The two payment giants #Visa and Mastercard are facing a potential threat that could cost them billions of USD in revenue each year. The main cause? The strong rise of stablecoins in the payment sector, especially in online shopping.
The threat from e-commerce and the rise of stablecoins
In the first two months of 2025, American consumers spent an average of $555.5 billion per month on shopping activities. Notably, nearly 19% of that came from e-commerce – a huge figure, highlighting the importance of the online shopping channel.
Currently, Visa and #Mastercard are greatly benefiting from the transaction fees per billion USD. However, the landscape could change rapidly as payment platforms like PayPal, Venmo, and Stripe become increasingly popular, and more importantly, as merchants begin to accept payments in stablecoins.
Why are stablecoins a real threat? Simply because they provide clear benefits for retailers. The transaction fees for stablecoins are often significantly lower than the fees that Visa and Mastercard charge for each credit/debit card transaction. This is why merchants may be willing to offer discounts to customers when they pay with stablecoins to encourage usage and save costs for themselves.

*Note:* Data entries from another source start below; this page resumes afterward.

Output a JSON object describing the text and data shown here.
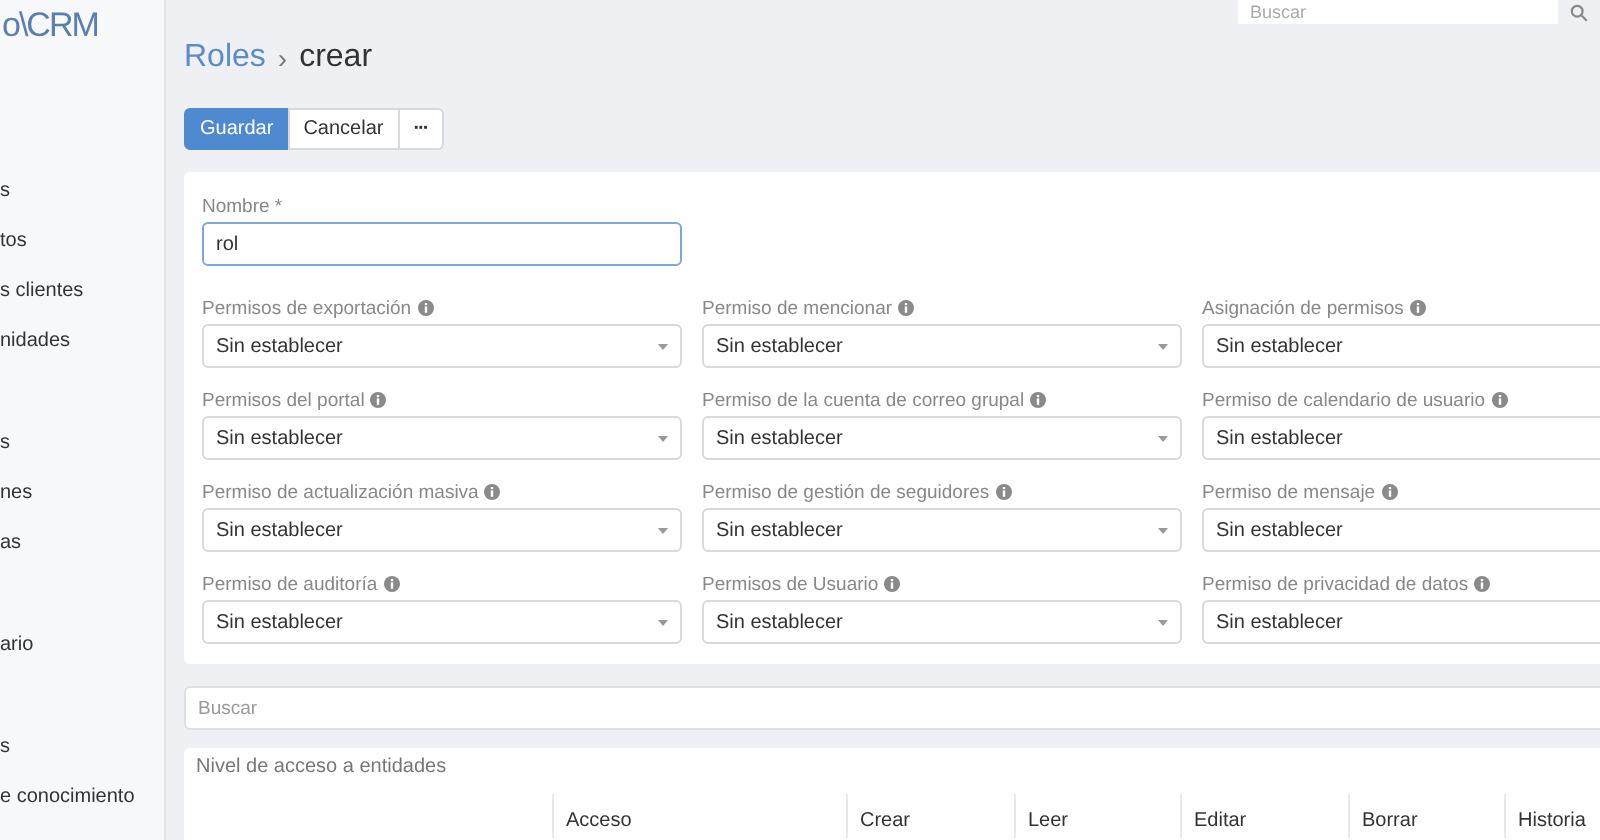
{
  "sidebar": {
    "logo": "o\\CRM",
    "items": [
      {
        "label": "s"
      },
      {
        "label": "tos"
      },
      {
        "label": "s clientes"
      },
      {
        "label": "nidades"
      },
      {
        "label": "s"
      },
      {
        "label": "nes"
      },
      {
        "label": "as"
      },
      {
        "label": "ario"
      },
      {
        "label": "s"
      },
      {
        "label": "e conocimiento"
      }
    ]
  },
  "top_search": {
    "placeholder": "Buscar"
  },
  "breadcrumb": {
    "parent": "Roles",
    "separator": "›",
    "current": "crear"
  },
  "buttons": [
    {
      "label": "Guardar",
      "kind": "primary"
    },
    {
      "label": "Cancelar",
      "kind": "default"
    },
    {
      "label": "···",
      "kind": "more"
    }
  ],
  "name_field": {
    "label": "Nombre *",
    "value": "rol"
  },
  "permissions": [
    {
      "label": "Permisos de exportación",
      "value": "Sin establecer"
    },
    {
      "label": "Permiso de mencionar",
      "value": "Sin establecer"
    },
    {
      "label": "Asignación de permisos",
      "value": "Sin establecer"
    },
    {
      "label": "Permisos del portal",
      "value": "Sin establecer"
    },
    {
      "label": "Permiso de la cuenta de correo grupal",
      "value": "Sin establecer"
    },
    {
      "label": "Permiso de calendario de usuario",
      "value": "Sin establecer"
    },
    {
      "label": "Permiso de actualización masiva",
      "value": "Sin establecer"
    },
    {
      "label": "Permiso de gestión de seguidores",
      "value": "Sin establecer"
    },
    {
      "label": "Permiso de mensaje",
      "value": "Sin establecer"
    },
    {
      "label": "Permiso de auditoría",
      "value": "Sin establecer"
    },
    {
      "label": "Permisos de Usuario",
      "value": "Sin establecer"
    },
    {
      "label": "Permiso de privacidad de datos",
      "value": "Sin establecer"
    }
  ],
  "search": {
    "placeholder": "Buscar"
  },
  "access_table": {
    "title": "Nivel de acceso a entidades",
    "columns": [
      "Acceso",
      "Crear",
      "Leer",
      "Editar",
      "Borrar",
      "Historia"
    ]
  }
}
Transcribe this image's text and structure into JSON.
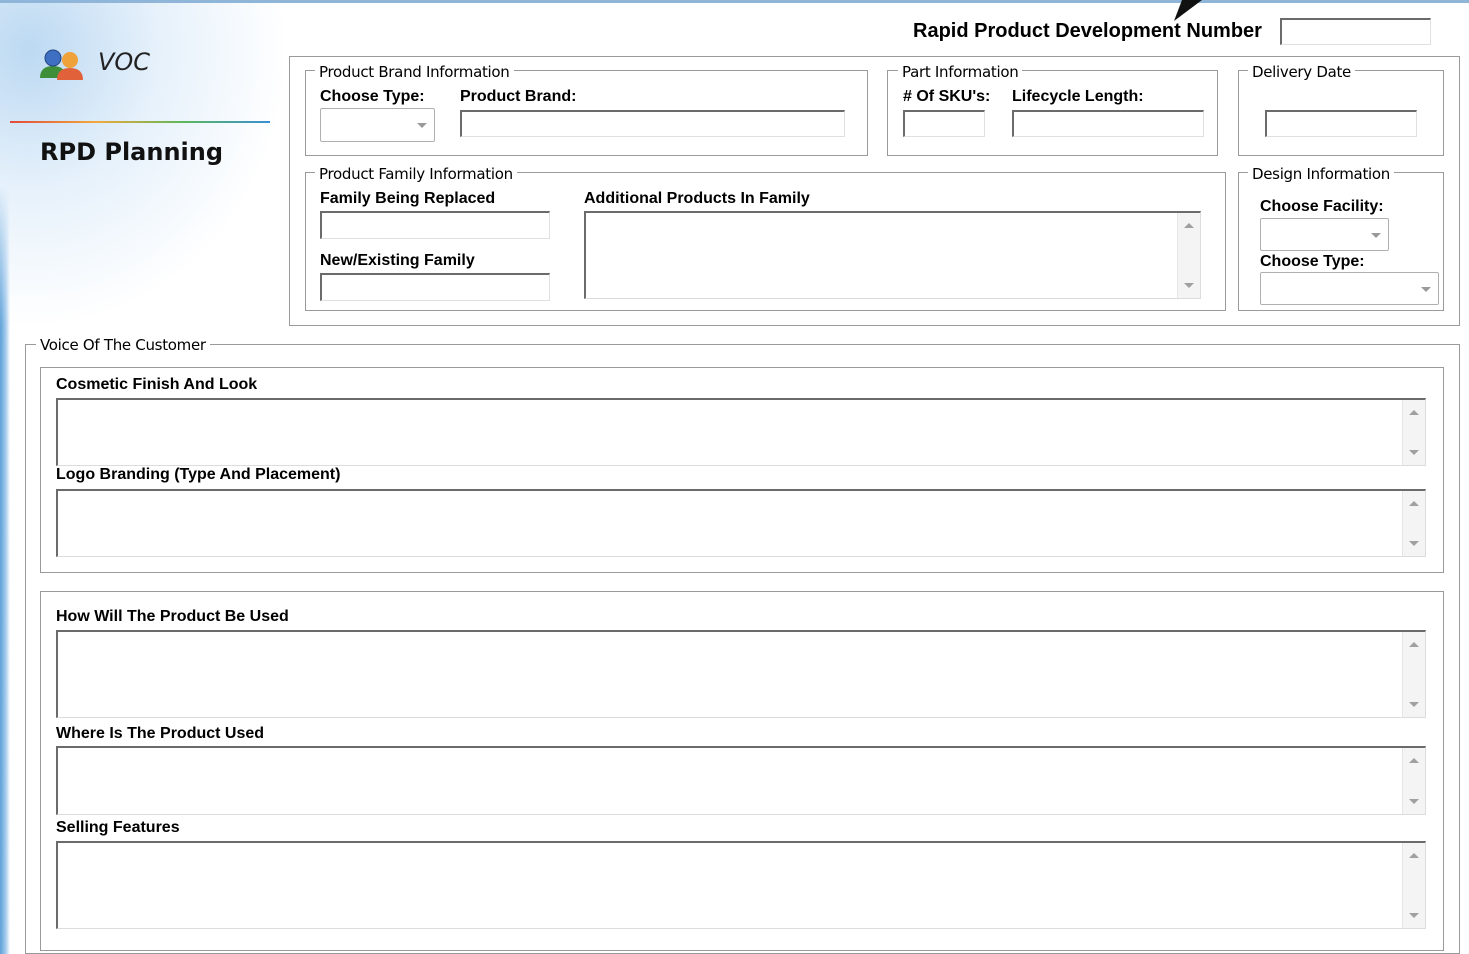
{
  "header": {
    "app_label": "VOC",
    "page_title": "RPD Planning",
    "rpd_number_label": "Rapid Product Development Number",
    "rpd_number_value": ""
  },
  "product_brand": {
    "caption": "Product Brand Information",
    "choose_type_label": "Choose Type:",
    "product_brand_label": "Product Brand:",
    "choose_type_value": "",
    "product_brand_value": ""
  },
  "part_info": {
    "caption": "Part Information",
    "skus_label": "# Of SKU's:",
    "lifecycle_label": "Lifecycle Length:",
    "skus_value": "",
    "lifecycle_value": ""
  },
  "delivery": {
    "caption": "Delivery Date",
    "value": ""
  },
  "product_family": {
    "caption": "Product Family Information",
    "family_replaced_label": "Family Being Replaced",
    "new_existing_label": "New/Existing Family",
    "additional_label": "Additional Products In Family",
    "family_replaced_value": "",
    "new_existing_value": "",
    "additional_value": ""
  },
  "design": {
    "caption": "Design Information",
    "facility_label": "Choose Facility:",
    "type_label": "Choose Type:",
    "facility_value": "",
    "type_value": ""
  },
  "voc": {
    "caption": "Voice Of The Customer",
    "cosmetic_label": "Cosmetic Finish And Look",
    "logo_label": "Logo Branding (Type And Placement)",
    "usage_label": "How Will The Product Be Used",
    "where_label": "Where Is The Product Used",
    "selling_label": "Selling Features",
    "cosmetic_value": "",
    "logo_value": "",
    "usage_value": "",
    "where_value": "",
    "selling_value": ""
  },
  "colors": {
    "frame_border": "#9a9a9a",
    "accent_gradient": [
      "#e14b3b",
      "#f2a93b",
      "#5cb85c",
      "#3a8fd6"
    ]
  },
  "icons": {
    "users": "users-icon",
    "scroll_up": "scroll-up-arrow",
    "scroll_down": "scroll-down-arrow",
    "dropdown": "dropdown-arrow",
    "pointer": "mouse-pointer-icon"
  }
}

The future of payments: A fierce battle awaits
If consumers shift to using stablecoins for payments, especially in the e-commerce sector where hundreds of billions of USD are transacted each month, then Visa and Mastercard will face a massive revenue decline. This is not just a hypothetical scenario but a potential trend as blockchain technology and cryptocurrencies become increasingly widely accepted.
The question is, can these two giants adapt in time and change their business models to cope with the impending wave of stablecoins? The battle for payment market share is sure to become fiercer than ever.